Sur la base des constatations effectuées lors des contrôles, la formation restreinte (organe de la Cnil chargé de prononcer les sanctions) a considéré “que la société avait manqué à plusieurs obligations prévues par le RGPD, en particulier à l’obligation d’assurer la sécurité des données personnelles”, explique-t-elle, listant 3 manquements :

• Un manquement à l’obligation pour le sous-traitant de respecter les instructions du responsable de traitement (article 29 du RGPD) : “La société a traité des données au-delà des instructions données par les responsables de traitement”, invoque la Cnil.
• Un manquement à l’obligation d’assurer la sécurité des données personnelles (article 32 du RGPD), avec “de nombreux manquements techniques et organisationnels en matière de sécurité”. La Cnil en détaille six, dont “une absence de chiffrement des données personnelles stockées sur le serveur problématique”, “une absence d’authentification requise depuis internet pour accéder à la zone publique du serveur” ou encore “l’utilisation de comptes utilisateurs partagés entre plusieurs salariés sur la zone privée du serveur”. “Cette absence de mesures de sécurité satisfaisantes est l’une des causes de la violation de données qui a compromis les données médico-administratives de près de 500 000 personnes”, estime la Cnil.
• Un manquement à l’obligation d’encadrer par un acte juridique formalisé les traitements effectués pour le compte du responsable de traitement (article 28 du RGPD). “Les conditions générales de vente proposées par la société DEDALUS BIOLOGIE et les contrats de maintenance transmis à la CNIL ne contiennent pas les mentions prévues par l’article 28-3 du RGPD”, conclut la Cnil.

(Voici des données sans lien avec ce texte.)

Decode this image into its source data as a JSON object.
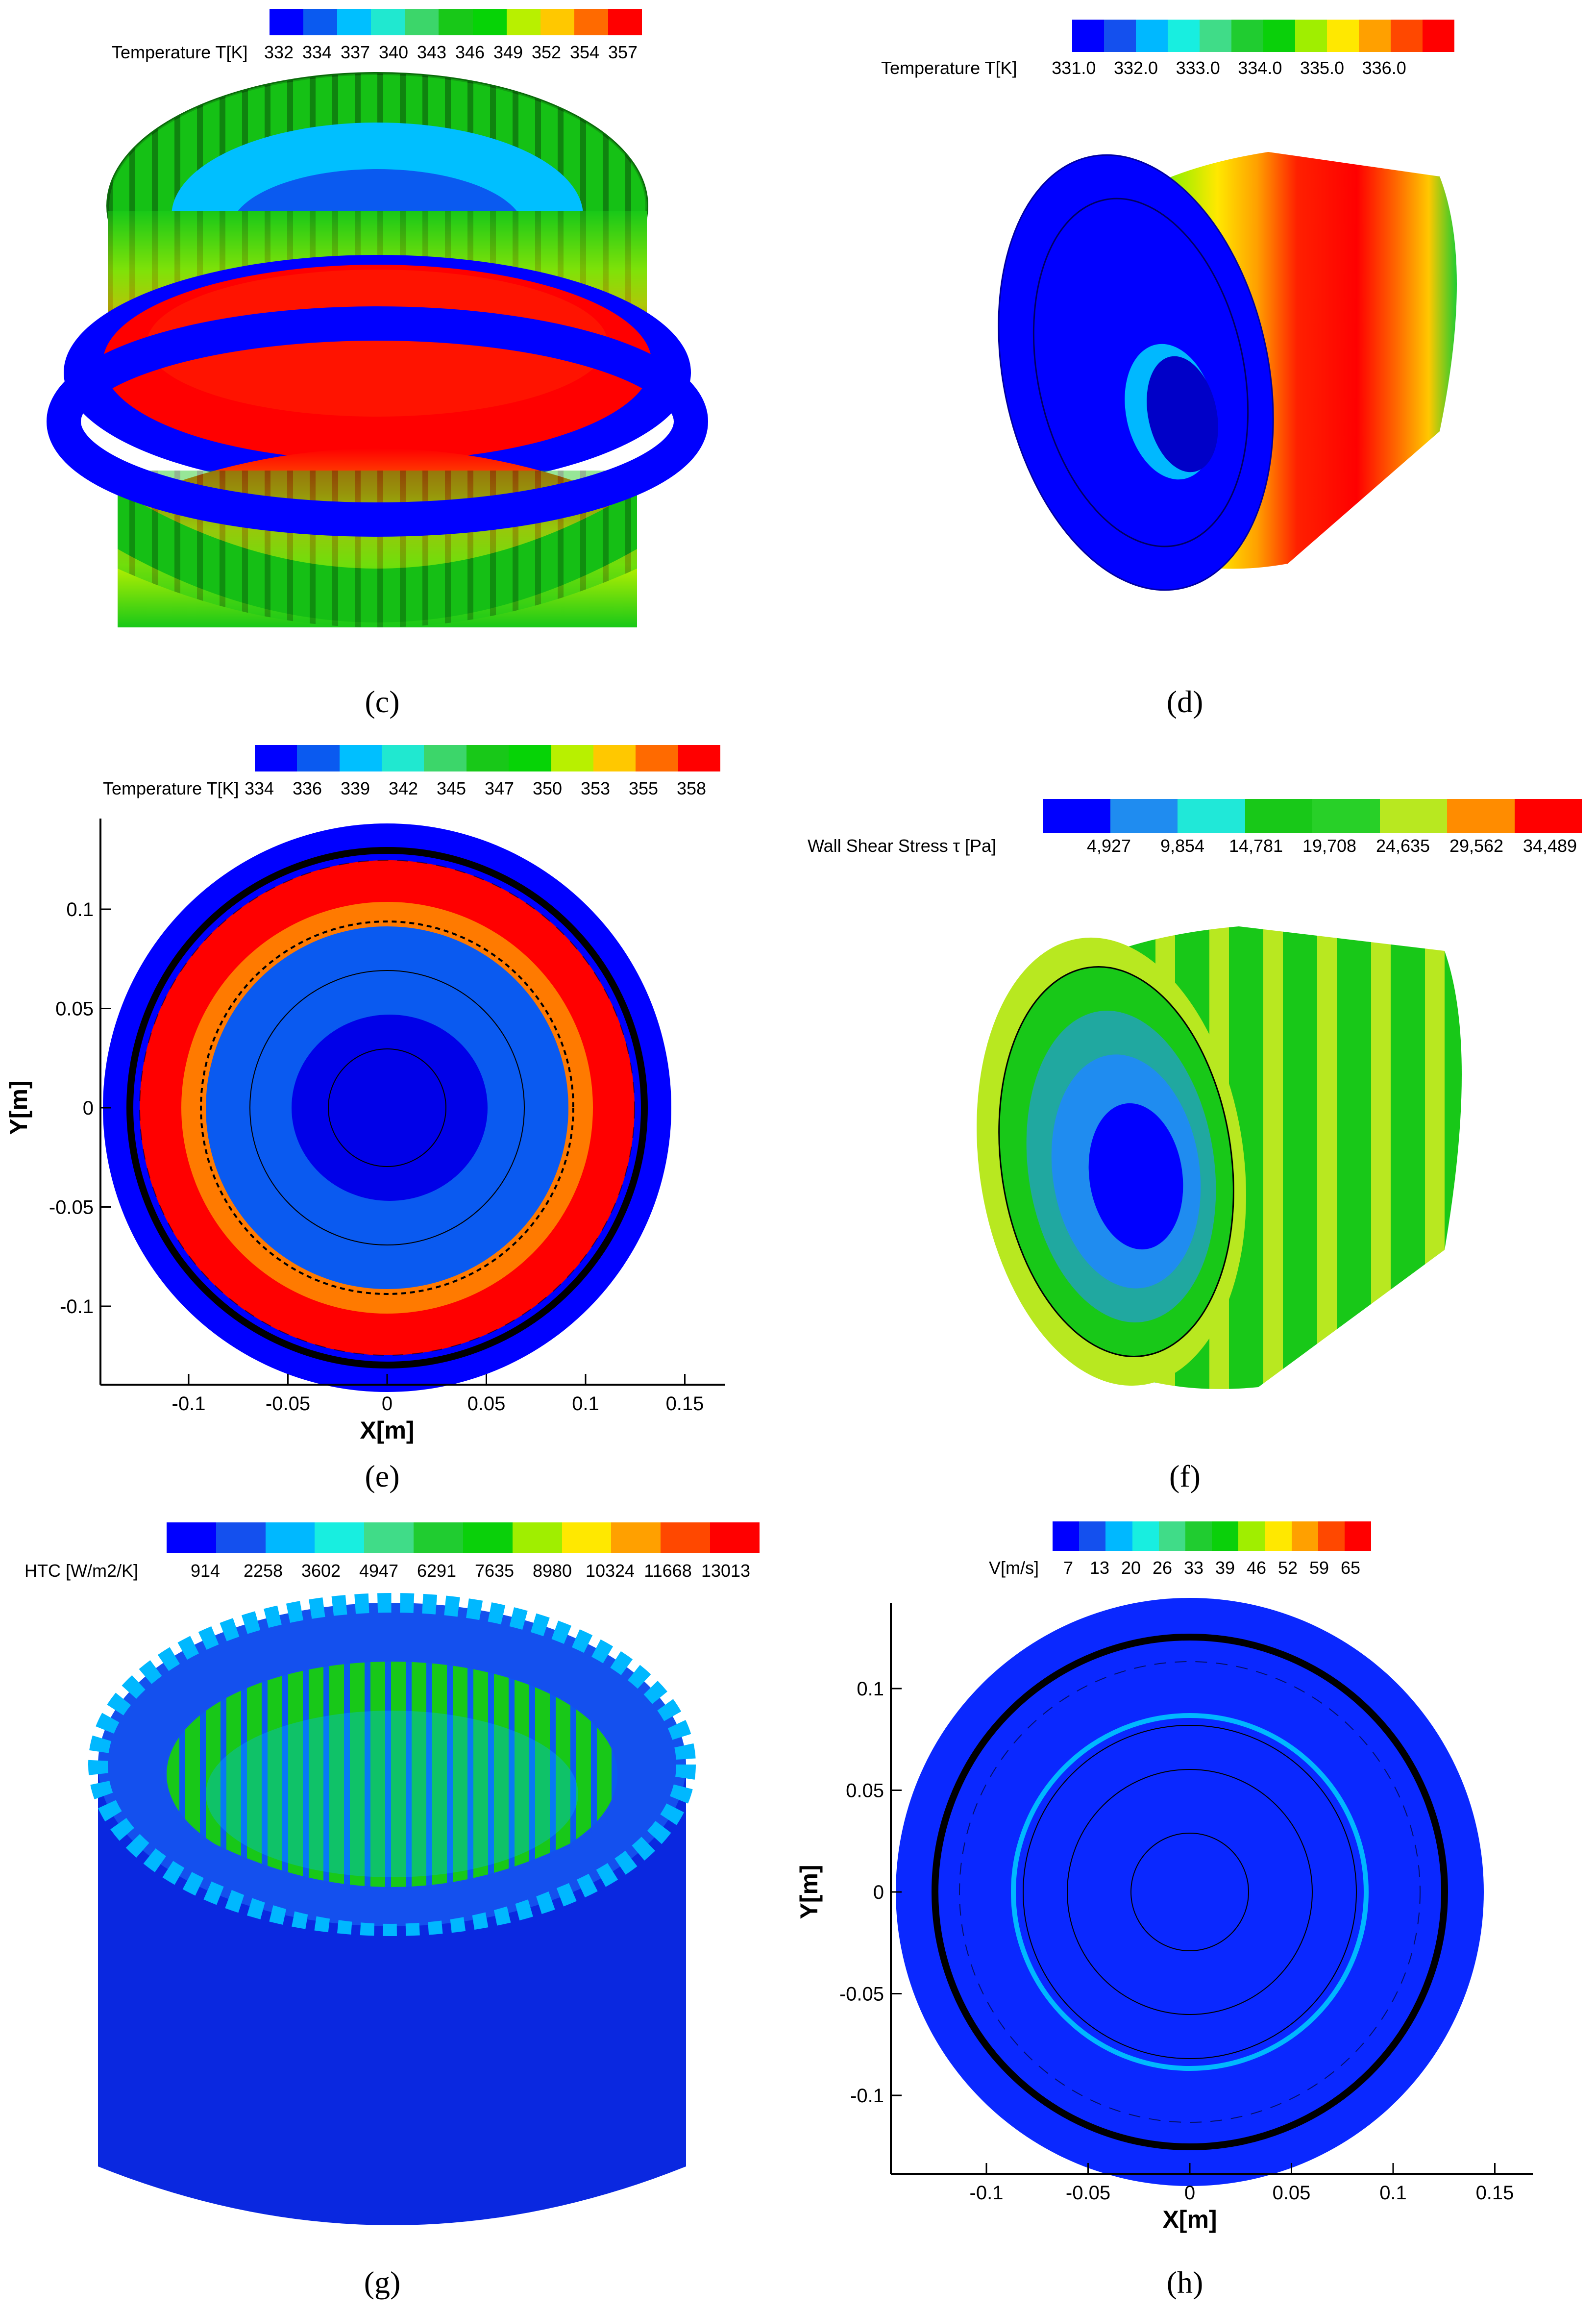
{
  "palettes": {
    "rainbow10": [
      "#0000ff",
      "#0a5af0",
      "#00bfff",
      "#20e8d0",
      "#3cd66a",
      "#18c818",
      "#06d306",
      "#b8f000",
      "#ffc800",
      "#ff6a00",
      "#ff0000"
    ],
    "rainbow12": [
      "#0000ff",
      "#1450ee",
      "#00b8ff",
      "#18eee0",
      "#40dc88",
      "#20cc30",
      "#0ad00a",
      "#a0ee00",
      "#ffe800",
      "#ffa000",
      "#ff4800",
      "#ff0000"
    ],
    "wss8": [
      "#0000ff",
      "#1f8cf0",
      "#20e8d8",
      "#18c818",
      "#28d028",
      "#b8e820",
      "#ff8c00",
      "#ff0000"
    ]
  },
  "panels": {
    "c": {
      "label": "(c)",
      "colorbar_title": "Temperature T[K]",
      "ticks": [
        "332",
        "334",
        "337",
        "340",
        "343",
        "346",
        "349",
        "352",
        "354",
        "357"
      ]
    },
    "d": {
      "label": "(d)",
      "colorbar_title": "Temperature T[K]",
      "ticks": [
        "331.0",
        "332.0",
        "333.0",
        "334.0",
        "335.0",
        "336.0"
      ]
    },
    "e": {
      "label": "(e)",
      "colorbar_title": "Temperature T[K]",
      "ticks": [
        "334",
        "336",
        "339",
        "342",
        "345",
        "347",
        "350",
        "353",
        "355",
        "358"
      ],
      "xlabel": "X[m]",
      "ylabel": "Y[m]",
      "xticks": [
        "-0.1",
        "-0.05",
        "0",
        "0.05",
        "0.1",
        "0.15"
      ],
      "yticks": [
        "0.1",
        "0.05",
        "0",
        "-0.05",
        "-0.1"
      ]
    },
    "f": {
      "label": "(f)",
      "colorbar_title": "Wall Shear Stress τ [Pa]",
      "ticks": [
        "4,927",
        "9,854",
        "14,781",
        "19,708",
        "24,635",
        "29,562",
        "34,489"
      ]
    },
    "g": {
      "label": "(g)",
      "colorbar_title": "HTC [W/m2/K]",
      "ticks": [
        "914",
        "2258",
        "3602",
        "4947",
        "6291",
        "7635",
        "8980",
        "10324",
        "11668",
        "13013"
      ]
    },
    "h": {
      "label": "(h)",
      "colorbar_title": "V[m/s]",
      "ticks": [
        "7",
        "13",
        "20",
        "26",
        "33",
        "39",
        "46",
        "52",
        "59",
        "65"
      ],
      "xlabel": "X[m]",
      "ylabel": "Y[m]",
      "xticks": [
        "-0.1",
        "-0.05",
        "0",
        "0.05",
        "0.1",
        "0.15"
      ],
      "yticks": [
        "0.1",
        "0.05",
        "0",
        "-0.05",
        "-0.1"
      ]
    }
  }
}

Dedalus Biologie “fait face à ses responsabilités”

Contacté par mind Health, Dedalus a fait part de sa mobilisation depuis la révélation de cette cyberattaque “pour d’une part identifier d’éventuelles vulnérabilités et d’autre part renforcer les process internes et externes ainsi que les infrastructures afin de remédier aux manquements relevés par la CNIL, assurer un niveau de protection optimal des données traitées, renforcer les procédure de lutte contre les cyberattaques et éviter, autant que possible, la survenance de tout incident de sécurité.”

Dedalus souligne également qu’un plan d’amélioration a été mis en œuvre depuis le printemps 2021, avec des mesures comprenant le renforcement de certaines infrastructures IT, l’amélioration de plusieurs procédures internes et externes, une révision complète des processus liés au RGPD ainsi qu’un volet important de formation interne. “Dedalus Biologie fait face à ses responsabilités et est pleinement mobilisée afin d’atteindre le meilleur niveau de sécurité et de conformité au RGPD”, conclut la société.